ダムの建設が推進されていたものの環境団体と住民の反対により建設が取りやめになった地域で、この夏大規模な洪水が発生していたことが分かった。予定通りダムを建設していれば水害を防げたはずだとの指摘が出ている。
韓国環境部(省に相当)が14日に明らかにしたところによると、最近豪雨に見舞われ水害が発生した忠清地域には、かつて上村ダムと枝川ダムという二つのダムが建設される予定だった。これらのダムは2012年に李明博(イ・ミョンバク)政権の「ダム建設長期計画」に基づいて推進されたが、18年に文在寅(ムン・ジェイン)政権の「国家主導ダムの建設中断」発表などをきっかけに建設が白紙化された。

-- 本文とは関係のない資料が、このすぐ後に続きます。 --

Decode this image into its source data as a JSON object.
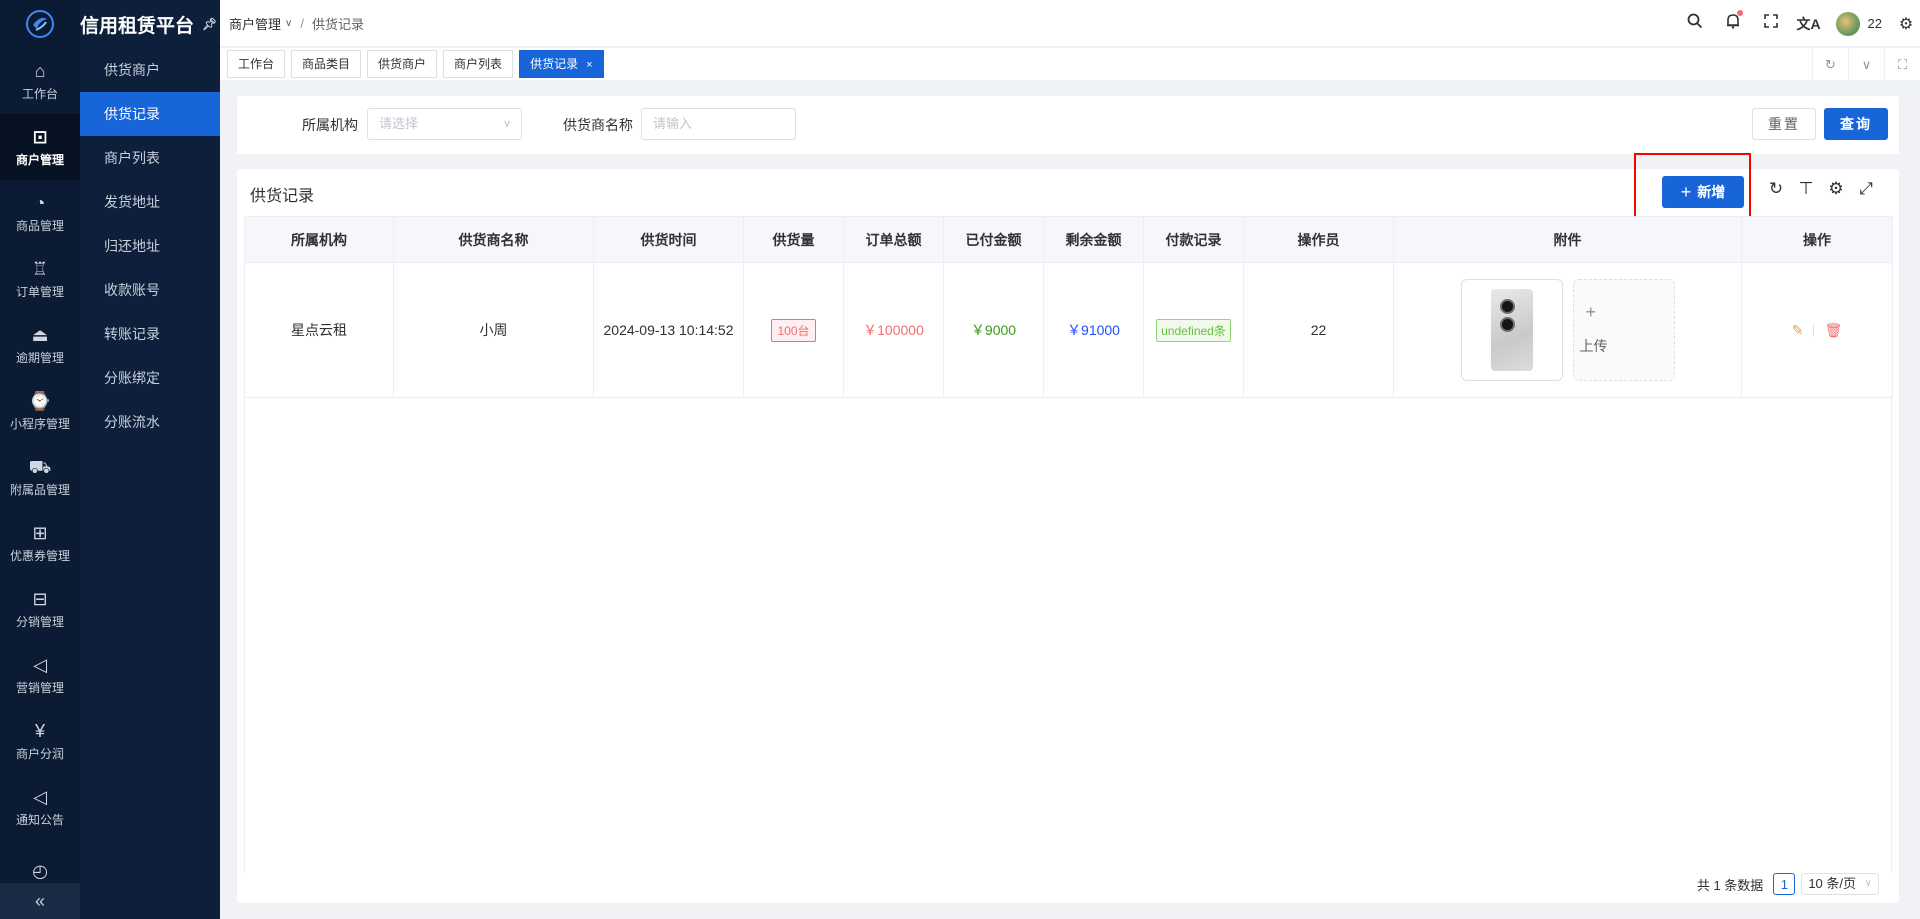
{
  "app": {
    "title": "信用租赁平台"
  },
  "rail": [
    {
      "icon": "home-icon",
      "glyph": "⌂",
      "label": "工作台"
    },
    {
      "icon": "shopping-bag-icon",
      "glyph": "⊡",
      "label": "商户管理",
      "active": true
    },
    {
      "icon": "apple-icon",
      "glyph": "◔",
      "label": "商品管理"
    },
    {
      "icon": "trophy-icon",
      "glyph": "♖",
      "label": "订单管理"
    },
    {
      "icon": "alarm-icon",
      "glyph": "⏏",
      "label": "逾期管理"
    },
    {
      "icon": "watch-icon",
      "glyph": "⌚",
      "label": "小程序管理"
    },
    {
      "icon": "cart-icon",
      "glyph": "⛟",
      "label": "附属品管理"
    },
    {
      "icon": "gift-icon",
      "glyph": "⊞",
      "label": "优惠券管理"
    },
    {
      "icon": "sliders-icon",
      "glyph": "⊟",
      "label": "分销管理"
    },
    {
      "icon": "megaphone-icon",
      "glyph": "◁",
      "label": "营销管理"
    },
    {
      "icon": "yen-icon",
      "glyph": "¥",
      "label": "商户分润"
    },
    {
      "icon": "notice-icon",
      "glyph": "◁",
      "label": "通知公告"
    },
    {
      "icon": "clock-icon",
      "glyph": "◴",
      "label": ""
    }
  ],
  "submenu": [
    {
      "label": "供货商户"
    },
    {
      "label": "供货记录",
      "active": true
    },
    {
      "label": "商户列表"
    },
    {
      "label": "发货地址"
    },
    {
      "label": "归还地址"
    },
    {
      "label": "收款账号"
    },
    {
      "label": "转账记录"
    },
    {
      "label": "分账绑定"
    },
    {
      "label": "分账流水"
    }
  ],
  "breadcrumb": {
    "parent": "商户管理",
    "current": "供货记录"
  },
  "header": {
    "username": "22"
  },
  "tabs": [
    {
      "label": "工作台"
    },
    {
      "label": "商品类目"
    },
    {
      "label": "供货商户"
    },
    {
      "label": "商户列表"
    },
    {
      "label": "供货记录",
      "active": true
    }
  ],
  "search": {
    "org_label": "所属机构",
    "org_placeholder": "请选择",
    "name_label": "供货商名称",
    "name_placeholder": "请输入",
    "reset_label": "重置",
    "query_label": "查询"
  },
  "panel": {
    "title": "供货记录",
    "add_label": "新增"
  },
  "table": {
    "columns": [
      "所属机构",
      "供货商名称",
      "供货时间",
      "供货量",
      "订单总额",
      "已付金额",
      "剩余金额",
      "付款记录",
      "操作员",
      "附件",
      "操作"
    ],
    "rows": [
      {
        "org": "星点云租",
        "supplier": "小周",
        "time": "2024-09-13 10:14:52",
        "qty": "100台",
        "total": "￥100000",
        "paid": "￥9000",
        "remaining": "￥91000",
        "payments": "undefined条",
        "operator": "22",
        "upload_label": "上传"
      }
    ]
  },
  "pagination": {
    "summary": "共 1 条数据",
    "page": "1",
    "page_size": "10 条/页"
  },
  "colors": {
    "primary": "#1765d8",
    "sidebar": "#0b1b33",
    "danger": "#f56c6c",
    "success": "#3a9a1a",
    "info_blue": "#1f4fff",
    "highlight": "#ff0000"
  }
}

上村ダムは、忠清北道永同郡の草江川付近に建設される予定だった。総貯水量1900万トン、洪水調節容量は300万トンという計画だった。しかし、「4大河川事業」以降、大規模な土木事業に反対していた文政権は、上村ダムを含め長期的に計画されていたダム建設を全て中止した。さらに環境団体などによる反対も建設中止を後押しした。忠清地域で梅雨が始まった先月23日から現在までに、永同郡には428.5ミリの雨が降った。忠清地域では梅雨の全体降水量が平年360.7ミリだが、これをはるかに上回る量の雨が降ったのだ。特に今月6-10日には忠清地域に停滞した梅雨前線の影響で、5時間で120ミリの集中豪雨に見舞われ、河川が氾濫して1人が行方不明になったほか、京釜線・嶺東線の列車が運行を見合わせた。予定通りに上村ダムが建設されていれば上流で水を貯めておけたため、下流での被害を最小限に抑えることができたはずとの分析が示されている。

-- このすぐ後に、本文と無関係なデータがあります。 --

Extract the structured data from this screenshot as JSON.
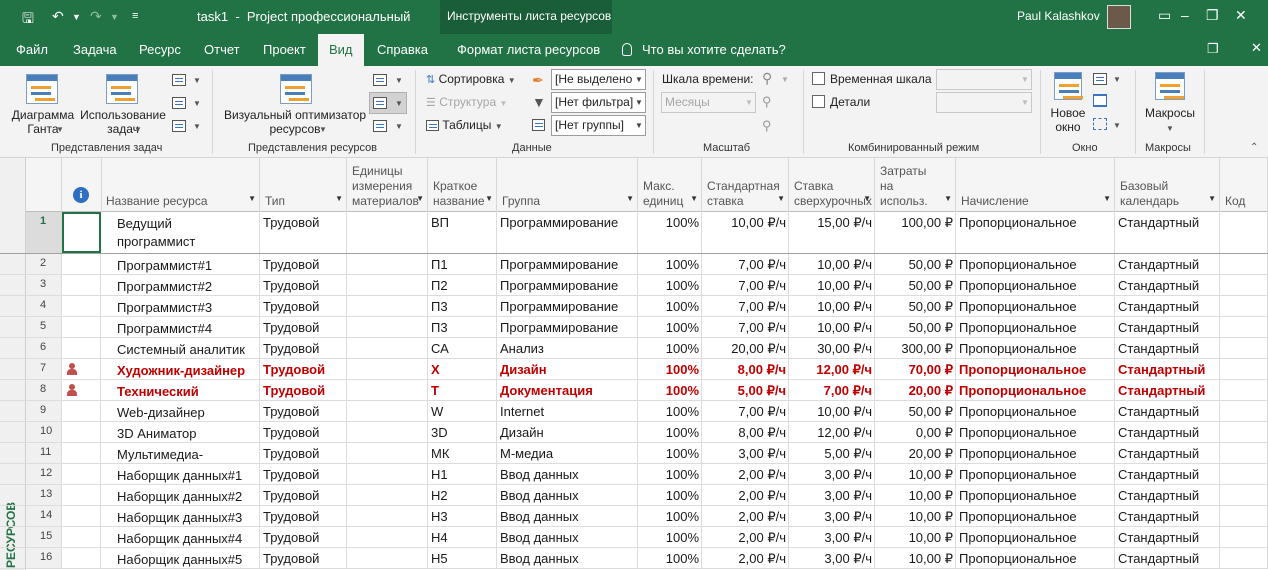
{
  "window": {
    "file_title": "task1",
    "separator": "-",
    "app_name": "Project профессиональный",
    "context_tab_header": "Инструменты листа ресурсов",
    "user_name": "Paul Kalashkov"
  },
  "tabs": [
    "Файл",
    "Задача",
    "Ресурс",
    "Отчет",
    "Проект",
    "Вид",
    "Справка",
    "Формат листа ресурсов"
  ],
  "active_tab": "Вид",
  "tell_me": "Что вы хотите сделать?",
  "ribbon": {
    "task_views": {
      "label": "Представления задач",
      "gantt": "Диаграмма\nГанта",
      "usage": "Использование\nзадач"
    },
    "resource_views": {
      "label": "Представления ресурсов",
      "team_planner": "Визуальный оптимизатор\nресурсов"
    },
    "data": {
      "label": "Данные",
      "sort": "Сортировка",
      "outline": "Структура",
      "tables": "Таблицы",
      "highlight_value": "[Не выделено",
      "filter_value": "[Нет фильтра]",
      "group_value": "[Нет группы]"
    },
    "zoom": {
      "label": "Масштаб",
      "timescale": "Шкала времени:",
      "timescale_value": "Месяцы"
    },
    "split_view": {
      "label": "Комбинированный режим",
      "timeline": "Временная шкала",
      "details": "Детали"
    },
    "window": {
      "label": "Окно",
      "new_window": "Новое\nокно"
    },
    "macros": {
      "label": "Макросы",
      "macros": "Макросы"
    }
  },
  "side_label": "РЕСУРСОВ",
  "columns": [
    "Название ресурса",
    "Тип",
    "Единицы\nизмерения\nматериалов",
    "Краткое\nназвание",
    "Группа",
    "Макс.\nединиц",
    "Стандартная\nставка",
    "Ставка\nсверхурочных",
    "Затраты\nна\nиспольз.",
    "Начисление",
    "Базовый\nкалендарь",
    "Код"
  ],
  "rows": [
    {
      "id": "1",
      "name": "Ведущий\nпрограммист",
      "type": "Трудовой",
      "short": "ВП",
      "group": "Программирование",
      "max": "100%",
      "std": "10,00 ₽/ч",
      "ovt": "15,00 ₽/ч",
      "cost": "100,00 ₽",
      "accrue": "Пропорциональное",
      "cal": "Стандартный",
      "over": false
    },
    {
      "id": "2",
      "name": "Программист#1",
      "type": "Трудовой",
      "short": "П1",
      "group": "Программирование",
      "max": "100%",
      "std": "7,00 ₽/ч",
      "ovt": "10,00 ₽/ч",
      "cost": "50,00 ₽",
      "accrue": "Пропорциональное",
      "cal": "Стандартный",
      "over": false
    },
    {
      "id": "3",
      "name": "Программист#2",
      "type": "Трудовой",
      "short": "П2",
      "group": "Программирование",
      "max": "100%",
      "std": "7,00 ₽/ч",
      "ovt": "10,00 ₽/ч",
      "cost": "50,00 ₽",
      "accrue": "Пропорциональное",
      "cal": "Стандартный",
      "over": false
    },
    {
      "id": "4",
      "name": "Программист#3",
      "type": "Трудовой",
      "short": "П3",
      "group": "Программирование",
      "max": "100%",
      "std": "7,00 ₽/ч",
      "ovt": "10,00 ₽/ч",
      "cost": "50,00 ₽",
      "accrue": "Пропорциональное",
      "cal": "Стандартный",
      "over": false
    },
    {
      "id": "5",
      "name": "Программист#4",
      "type": "Трудовой",
      "short": "П3",
      "group": "Программирование",
      "max": "100%",
      "std": "7,00 ₽/ч",
      "ovt": "10,00 ₽/ч",
      "cost": "50,00 ₽",
      "accrue": "Пропорциональное",
      "cal": "Стандартный",
      "over": false
    },
    {
      "id": "6",
      "name": "Системный аналитик",
      "type": "Трудовой",
      "short": "СА",
      "group": "Анализ",
      "max": "100%",
      "std": "20,00 ₽/ч",
      "ovt": "30,00 ₽/ч",
      "cost": "300,00 ₽",
      "accrue": "Пропорциональное",
      "cal": "Стандартный",
      "over": false
    },
    {
      "id": "7",
      "name": "Художник-дизайнер",
      "type": "Трудовой",
      "short": "Х",
      "group": "Дизайн",
      "max": "100%",
      "std": "8,00 ₽/ч",
      "ovt": "12,00 ₽/ч",
      "cost": "70,00 ₽",
      "accrue": "Пропорциональное",
      "cal": "Стандартный",
      "over": true
    },
    {
      "id": "8",
      "name": "Технический писатель",
      "type": "Трудовой",
      "short": "Т",
      "group": "Документация",
      "max": "100%",
      "std": "5,00 ₽/ч",
      "ovt": "7,00 ₽/ч",
      "cost": "20,00 ₽",
      "accrue": "Пропорциональное",
      "cal": "Стандартный",
      "over": true
    },
    {
      "id": "9",
      "name": "Web-дизайнер",
      "type": "Трудовой",
      "short": "W",
      "group": "Internet",
      "max": "100%",
      "std": "7,00 ₽/ч",
      "ovt": "10,00 ₽/ч",
      "cost": "50,00 ₽",
      "accrue": "Пропорциональное",
      "cal": "Стандартный",
      "over": false
    },
    {
      "id": "10",
      "name": "3D Аниматор",
      "type": "Трудовой",
      "short": "3D",
      "group": "Дизайн",
      "max": "100%",
      "std": "8,00 ₽/ч",
      "ovt": "12,00 ₽/ч",
      "cost": "0,00 ₽",
      "accrue": "Пропорциональное",
      "cal": "Стандартный",
      "over": false
    },
    {
      "id": "11",
      "name": "Мультимедиа-корректор",
      "type": "Трудовой",
      "short": "МК",
      "group": "М-медиа",
      "max": "100%",
      "std": "3,00 ₽/ч",
      "ovt": "5,00 ₽/ч",
      "cost": "20,00 ₽",
      "accrue": "Пропорциональное",
      "cal": "Стандартный",
      "over": false
    },
    {
      "id": "12",
      "name": "Наборщик данных#1",
      "type": "Трудовой",
      "short": "Н1",
      "group": "Ввод данных",
      "max": "100%",
      "std": "2,00 ₽/ч",
      "ovt": "3,00 ₽/ч",
      "cost": "10,00 ₽",
      "accrue": "Пропорциональное",
      "cal": "Стандартный",
      "over": false
    },
    {
      "id": "13",
      "name": "Наборщик данных#2",
      "type": "Трудовой",
      "short": "Н2",
      "group": "Ввод данных",
      "max": "100%",
      "std": "2,00 ₽/ч",
      "ovt": "3,00 ₽/ч",
      "cost": "10,00 ₽",
      "accrue": "Пропорциональное",
      "cal": "Стандартный",
      "over": false
    },
    {
      "id": "14",
      "name": "Наборщик данных#3",
      "type": "Трудовой",
      "short": "Н3",
      "group": "Ввод данных",
      "max": "100%",
      "std": "2,00 ₽/ч",
      "ovt": "3,00 ₽/ч",
      "cost": "10,00 ₽",
      "accrue": "Пропорциональное",
      "cal": "Стандартный",
      "over": false
    },
    {
      "id": "15",
      "name": "Наборщик данных#4",
      "type": "Трудовой",
      "short": "Н4",
      "group": "Ввод данных",
      "max": "100%",
      "std": "2,00 ₽/ч",
      "ovt": "3,00 ₽/ч",
      "cost": "10,00 ₽",
      "accrue": "Пропорциональное",
      "cal": "Стандартный",
      "over": false
    },
    {
      "id": "16",
      "name": "Наборщик данных#5",
      "type": "Трудовой",
      "short": "Н5",
      "group": "Ввод данных",
      "max": "100%",
      "std": "2,00 ₽/ч",
      "ovt": "3,00 ₽/ч",
      "cost": "10,00 ₽",
      "accrue": "Пропорциональное",
      "cal": "Стандартный",
      "over": false
    }
  ],
  "colors": {
    "accent": "#217346",
    "overallocated": "#c00000"
  }
}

忠清南道青陽郡で建設が計画され、その後白紙になった「枝川ダム」周辺でも今年、洪水が発生した。枝川ダムは総貯水量2100万トン、洪水調節容量400万トンになる計画だった。このダムの影響圏にあった忠清南道扶余郡は今月8-9日の夜間、1時間に100ミリ超の集中豪雨に見舞われ、貯水池の堤防が崩壊して住宅5棟が浸水した。扶余郡では2021年から今年にかけて3年連続で水害が発生している。仮に予定通り枝川ダムが建設されていれば、枝川の水位は下がり、堤防の崩壊も防げたと専門家らは口にする。
2020年から今年にかけては、韓国で大規模な水害が3件も発生した。20年には中部・南部地方、昨年と今年は忠清地方と南部地方を中心に洪水が発生している。環境部は昨年の洪水を機に約10カ所で新たなダムの建設と改修を進める方針を示したが、現段階で対象地域は発表されていない。